This pilot research facility in Abu Dhabi is producing biofuel

Abu Dhabi’s approach to sustainability is going a step further with the help of the Sustainable Bioenergy Research Consortium and its partners.

It is hard to imagine that the process taking place on an unassuming plot of land in Masdar City is a research project that is aiming to change the course of history in terms of how aircraft are fuelled.

The pilot research facility of the Seawater Energy and Agriculture System (SEAS), aims to grow both food and fuel using desert lands irrigated by seawater, through utilising salt-tolerant plants and fish to produce biofuel.

Along with partners Etihad Airways, Khalifa University of Science and Technology, The Boeing Company, ADNOC (Abu Dhabi National Oil Company) Refining, Safran, General Electric (GE) and Bauer Resources, the Sustainable Bioenergy Research Consortium (SBRC) is behind the construction of SEAS.

Alejandro Rios G., Director of SBRC, is on a quest to optimise the crops’ harvest yields in order to produce more biofuel to use as jet fuel. The type of crop and sea life being used at SEAS is dictated by the UAE’s harsh desert climate.

“The system grows Halophytes, salt-tolerant plants that grow in soil with water of high salinity,” explains Alejandro Rios G.

“The particular plant being grown here is Salicornia, which is planted around October, November and harvested around July or August.”

He explains how the annual plants generate tiny oil seeds, which are then crushed in order to obtain their oil, which is essentially vegetable oil.

“The vegetable oil is put through a refining process that is very similar to the refining process of crude petroleum.

“It’s a hydrocracking catalytic process that uses hydrogen and catalysts to break down the molecules and reconfigure them so they’re able to produce what we call a synthetic paraffinic kerosene, which is essentially jet fuel.” 

This particular SEAS plant that the SBRC built focuses on three subsystems. The integrated system, includes the Salicornia crops, several small reservoirs containing fish and shrimp, and a mini mangrove forest.

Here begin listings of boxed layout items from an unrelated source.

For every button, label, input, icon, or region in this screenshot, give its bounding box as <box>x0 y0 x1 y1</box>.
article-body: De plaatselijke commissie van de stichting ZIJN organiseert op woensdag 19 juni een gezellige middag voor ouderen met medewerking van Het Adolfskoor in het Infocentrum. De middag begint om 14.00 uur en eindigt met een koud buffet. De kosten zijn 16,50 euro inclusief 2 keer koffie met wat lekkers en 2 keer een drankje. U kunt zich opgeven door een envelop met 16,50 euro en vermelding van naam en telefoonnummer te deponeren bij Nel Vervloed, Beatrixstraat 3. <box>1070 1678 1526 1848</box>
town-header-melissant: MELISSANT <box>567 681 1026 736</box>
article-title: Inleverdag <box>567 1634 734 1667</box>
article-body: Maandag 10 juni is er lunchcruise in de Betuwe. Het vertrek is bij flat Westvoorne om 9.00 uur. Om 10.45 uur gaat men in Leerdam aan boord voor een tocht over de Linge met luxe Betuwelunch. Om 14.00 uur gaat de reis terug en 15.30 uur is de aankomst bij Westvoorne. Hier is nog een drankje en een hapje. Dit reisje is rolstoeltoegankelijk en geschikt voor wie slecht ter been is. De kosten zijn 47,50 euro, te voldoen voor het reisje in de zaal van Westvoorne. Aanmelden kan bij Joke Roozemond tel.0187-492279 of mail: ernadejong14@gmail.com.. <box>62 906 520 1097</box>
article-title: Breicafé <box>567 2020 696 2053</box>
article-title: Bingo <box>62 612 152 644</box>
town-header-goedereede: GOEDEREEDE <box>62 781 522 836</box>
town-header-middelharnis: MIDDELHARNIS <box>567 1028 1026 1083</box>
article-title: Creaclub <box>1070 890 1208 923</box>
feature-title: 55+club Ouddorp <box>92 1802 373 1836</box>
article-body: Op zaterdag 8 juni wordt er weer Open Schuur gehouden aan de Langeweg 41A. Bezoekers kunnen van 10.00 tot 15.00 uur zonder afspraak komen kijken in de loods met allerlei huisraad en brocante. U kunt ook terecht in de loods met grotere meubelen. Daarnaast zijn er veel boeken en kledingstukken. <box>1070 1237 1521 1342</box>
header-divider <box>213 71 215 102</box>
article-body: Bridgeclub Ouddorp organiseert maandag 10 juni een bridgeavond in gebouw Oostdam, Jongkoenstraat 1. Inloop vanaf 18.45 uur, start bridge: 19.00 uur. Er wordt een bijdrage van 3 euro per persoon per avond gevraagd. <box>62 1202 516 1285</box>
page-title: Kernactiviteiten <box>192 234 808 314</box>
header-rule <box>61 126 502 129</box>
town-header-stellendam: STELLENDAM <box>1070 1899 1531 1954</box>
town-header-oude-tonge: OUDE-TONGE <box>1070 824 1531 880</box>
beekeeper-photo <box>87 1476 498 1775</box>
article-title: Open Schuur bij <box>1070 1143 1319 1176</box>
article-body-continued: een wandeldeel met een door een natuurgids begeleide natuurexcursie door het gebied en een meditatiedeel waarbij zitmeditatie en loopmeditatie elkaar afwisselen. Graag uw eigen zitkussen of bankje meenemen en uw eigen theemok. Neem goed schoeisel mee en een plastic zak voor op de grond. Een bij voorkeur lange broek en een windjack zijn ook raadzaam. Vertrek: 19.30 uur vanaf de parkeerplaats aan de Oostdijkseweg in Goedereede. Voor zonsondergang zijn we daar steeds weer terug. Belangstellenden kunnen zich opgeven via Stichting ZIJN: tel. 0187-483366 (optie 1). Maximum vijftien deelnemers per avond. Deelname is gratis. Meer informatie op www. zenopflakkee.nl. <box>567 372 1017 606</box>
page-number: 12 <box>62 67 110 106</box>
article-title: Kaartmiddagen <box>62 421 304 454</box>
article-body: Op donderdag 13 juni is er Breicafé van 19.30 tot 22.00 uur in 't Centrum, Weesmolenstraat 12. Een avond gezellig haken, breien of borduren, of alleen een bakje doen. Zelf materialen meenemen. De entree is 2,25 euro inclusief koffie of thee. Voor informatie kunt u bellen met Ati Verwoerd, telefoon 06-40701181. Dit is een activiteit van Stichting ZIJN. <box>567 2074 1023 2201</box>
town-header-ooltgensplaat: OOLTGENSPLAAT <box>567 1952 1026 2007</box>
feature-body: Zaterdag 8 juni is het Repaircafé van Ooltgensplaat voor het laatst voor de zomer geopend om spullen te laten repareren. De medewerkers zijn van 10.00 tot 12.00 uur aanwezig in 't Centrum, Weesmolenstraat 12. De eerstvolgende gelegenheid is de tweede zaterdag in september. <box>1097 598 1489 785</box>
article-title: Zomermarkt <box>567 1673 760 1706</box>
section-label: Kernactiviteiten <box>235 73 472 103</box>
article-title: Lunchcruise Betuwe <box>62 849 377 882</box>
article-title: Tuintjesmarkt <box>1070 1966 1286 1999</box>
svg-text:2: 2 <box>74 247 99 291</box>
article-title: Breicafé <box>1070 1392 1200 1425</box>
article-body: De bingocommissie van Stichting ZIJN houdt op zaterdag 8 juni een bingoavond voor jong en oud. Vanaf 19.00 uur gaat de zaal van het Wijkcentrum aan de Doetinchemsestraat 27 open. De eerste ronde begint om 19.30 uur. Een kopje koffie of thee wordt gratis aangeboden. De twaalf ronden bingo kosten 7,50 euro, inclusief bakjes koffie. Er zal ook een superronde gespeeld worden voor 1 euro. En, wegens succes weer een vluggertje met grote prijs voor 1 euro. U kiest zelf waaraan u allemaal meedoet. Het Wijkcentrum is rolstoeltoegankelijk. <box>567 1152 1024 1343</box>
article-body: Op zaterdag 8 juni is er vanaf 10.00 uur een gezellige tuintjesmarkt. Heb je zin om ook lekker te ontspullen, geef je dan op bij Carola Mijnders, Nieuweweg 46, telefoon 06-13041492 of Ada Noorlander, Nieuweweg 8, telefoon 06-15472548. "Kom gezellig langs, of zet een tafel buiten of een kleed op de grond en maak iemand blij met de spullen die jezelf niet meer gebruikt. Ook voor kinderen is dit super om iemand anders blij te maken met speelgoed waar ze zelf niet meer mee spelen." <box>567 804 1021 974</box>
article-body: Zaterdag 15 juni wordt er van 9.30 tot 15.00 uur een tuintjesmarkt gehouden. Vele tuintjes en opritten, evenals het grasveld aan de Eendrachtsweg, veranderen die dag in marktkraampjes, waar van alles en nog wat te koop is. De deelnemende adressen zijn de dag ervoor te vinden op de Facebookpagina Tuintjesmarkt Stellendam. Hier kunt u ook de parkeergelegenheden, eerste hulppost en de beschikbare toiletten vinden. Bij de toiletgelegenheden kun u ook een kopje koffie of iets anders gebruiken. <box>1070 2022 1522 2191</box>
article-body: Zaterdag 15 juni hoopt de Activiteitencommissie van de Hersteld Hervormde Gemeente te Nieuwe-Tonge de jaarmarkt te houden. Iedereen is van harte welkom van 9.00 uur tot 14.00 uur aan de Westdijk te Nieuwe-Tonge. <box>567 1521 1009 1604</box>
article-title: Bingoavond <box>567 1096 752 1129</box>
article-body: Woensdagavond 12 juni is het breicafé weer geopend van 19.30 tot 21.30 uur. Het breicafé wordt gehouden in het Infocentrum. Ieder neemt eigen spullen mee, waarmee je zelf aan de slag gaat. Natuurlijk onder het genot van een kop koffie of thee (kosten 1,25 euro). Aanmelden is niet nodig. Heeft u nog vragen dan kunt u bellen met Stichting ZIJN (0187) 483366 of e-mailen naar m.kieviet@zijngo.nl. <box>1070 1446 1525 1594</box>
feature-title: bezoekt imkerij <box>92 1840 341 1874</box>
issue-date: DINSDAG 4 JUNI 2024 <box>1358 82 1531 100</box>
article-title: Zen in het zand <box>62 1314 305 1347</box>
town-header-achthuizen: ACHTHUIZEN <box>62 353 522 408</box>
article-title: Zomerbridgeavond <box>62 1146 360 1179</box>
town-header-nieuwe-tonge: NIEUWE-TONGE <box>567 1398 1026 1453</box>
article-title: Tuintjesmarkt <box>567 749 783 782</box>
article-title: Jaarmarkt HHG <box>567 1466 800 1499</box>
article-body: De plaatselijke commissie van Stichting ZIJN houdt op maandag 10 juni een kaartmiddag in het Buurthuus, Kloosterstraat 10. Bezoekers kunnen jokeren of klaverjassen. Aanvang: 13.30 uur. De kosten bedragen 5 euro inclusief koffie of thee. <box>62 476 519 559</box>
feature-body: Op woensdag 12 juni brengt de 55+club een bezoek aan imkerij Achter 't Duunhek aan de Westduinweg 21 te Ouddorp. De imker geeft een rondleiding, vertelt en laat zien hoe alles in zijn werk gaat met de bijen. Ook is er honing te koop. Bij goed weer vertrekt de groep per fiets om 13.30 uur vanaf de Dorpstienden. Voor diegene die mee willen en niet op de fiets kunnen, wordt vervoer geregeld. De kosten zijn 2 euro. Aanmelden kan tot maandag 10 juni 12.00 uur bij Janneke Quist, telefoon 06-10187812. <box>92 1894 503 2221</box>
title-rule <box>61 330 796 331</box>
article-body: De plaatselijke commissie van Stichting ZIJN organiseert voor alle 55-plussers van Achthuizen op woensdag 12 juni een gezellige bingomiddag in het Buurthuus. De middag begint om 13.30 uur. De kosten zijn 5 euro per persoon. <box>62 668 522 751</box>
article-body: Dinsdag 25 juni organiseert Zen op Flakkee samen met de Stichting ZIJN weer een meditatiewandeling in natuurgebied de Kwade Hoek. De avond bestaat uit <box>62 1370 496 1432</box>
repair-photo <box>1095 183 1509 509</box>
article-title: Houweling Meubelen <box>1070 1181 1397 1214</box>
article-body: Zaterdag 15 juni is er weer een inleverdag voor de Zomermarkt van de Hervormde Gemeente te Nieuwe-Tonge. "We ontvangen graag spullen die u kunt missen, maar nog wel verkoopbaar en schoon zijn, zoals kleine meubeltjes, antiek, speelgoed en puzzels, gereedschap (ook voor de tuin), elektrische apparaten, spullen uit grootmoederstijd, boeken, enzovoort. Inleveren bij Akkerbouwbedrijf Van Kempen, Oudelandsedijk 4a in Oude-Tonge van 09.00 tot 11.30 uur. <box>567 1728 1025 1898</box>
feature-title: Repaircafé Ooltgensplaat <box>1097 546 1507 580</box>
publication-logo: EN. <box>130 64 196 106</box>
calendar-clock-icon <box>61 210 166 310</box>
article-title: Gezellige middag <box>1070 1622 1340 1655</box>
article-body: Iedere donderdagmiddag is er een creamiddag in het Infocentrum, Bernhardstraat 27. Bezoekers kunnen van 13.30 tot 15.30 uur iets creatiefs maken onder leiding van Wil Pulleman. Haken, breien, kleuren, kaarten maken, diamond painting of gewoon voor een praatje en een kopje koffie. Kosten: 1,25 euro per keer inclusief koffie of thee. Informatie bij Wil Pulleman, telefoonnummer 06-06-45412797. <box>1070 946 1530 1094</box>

The UAE’s harsh desert climate is an ideal place to test out the robustness of the system, as the idea is to be able to export the technology to other parts of the world.

“Seawater is transported to the plant, which is used to feed the aquaculture subsystem containing fish and shrimp,” says Alejandro Rios G.

“Both species generate waste that essentially is fed to the second subsystem, which is the halophyte agriculture subsystem.”

The wastewater created by the sea life fertilises the salicornia and in turn the crop also cleans the water.

“The plants absorb the water and through the evapotranspiration process, the plants take the nutrients from the water that help the plants grow.

The water would then make its way back to the ocean but before then, we ensure the water passes through a third subsystem, which is our halophyte agroforestry.”

The halophyte agroforestry subsystem consists of Avicennia Marina or grey mangrove trees, which according to Alejandro Rios G is the only type of mangrove that can be grown in this part of the world.

“So again, the water leaves the salicornia, the agriculture subsystem, and arrives to the halophyte agroforestry subsystem, where the mangroves help to remove any remaining nutrients that are still in the water.

They are the lungs, if you will, as they also help us to clean the air” he says. “Water from the halophyte agroforestry section then goes out to a residual water trench, which represents the ocean, and is returned to the aquaculture subsystem.”

The project is currently being perfected before being up scaled, which would see the sea life element transformed into a large commercial fish farm facility.

 “The system is modular”, says Alejandro Rios G, “and the idea to be able to create a technological package that will give the very basic guidelines as to how to make this system work anywhere in the world.”

“The hope is that this project becomes part of a much larger portfolio of solutions for the capacity to produce, not only sustainable aviation fuel, but also to address food security, since having a commercially viable fish farm means the UAE will also be able to produce its own food source too.”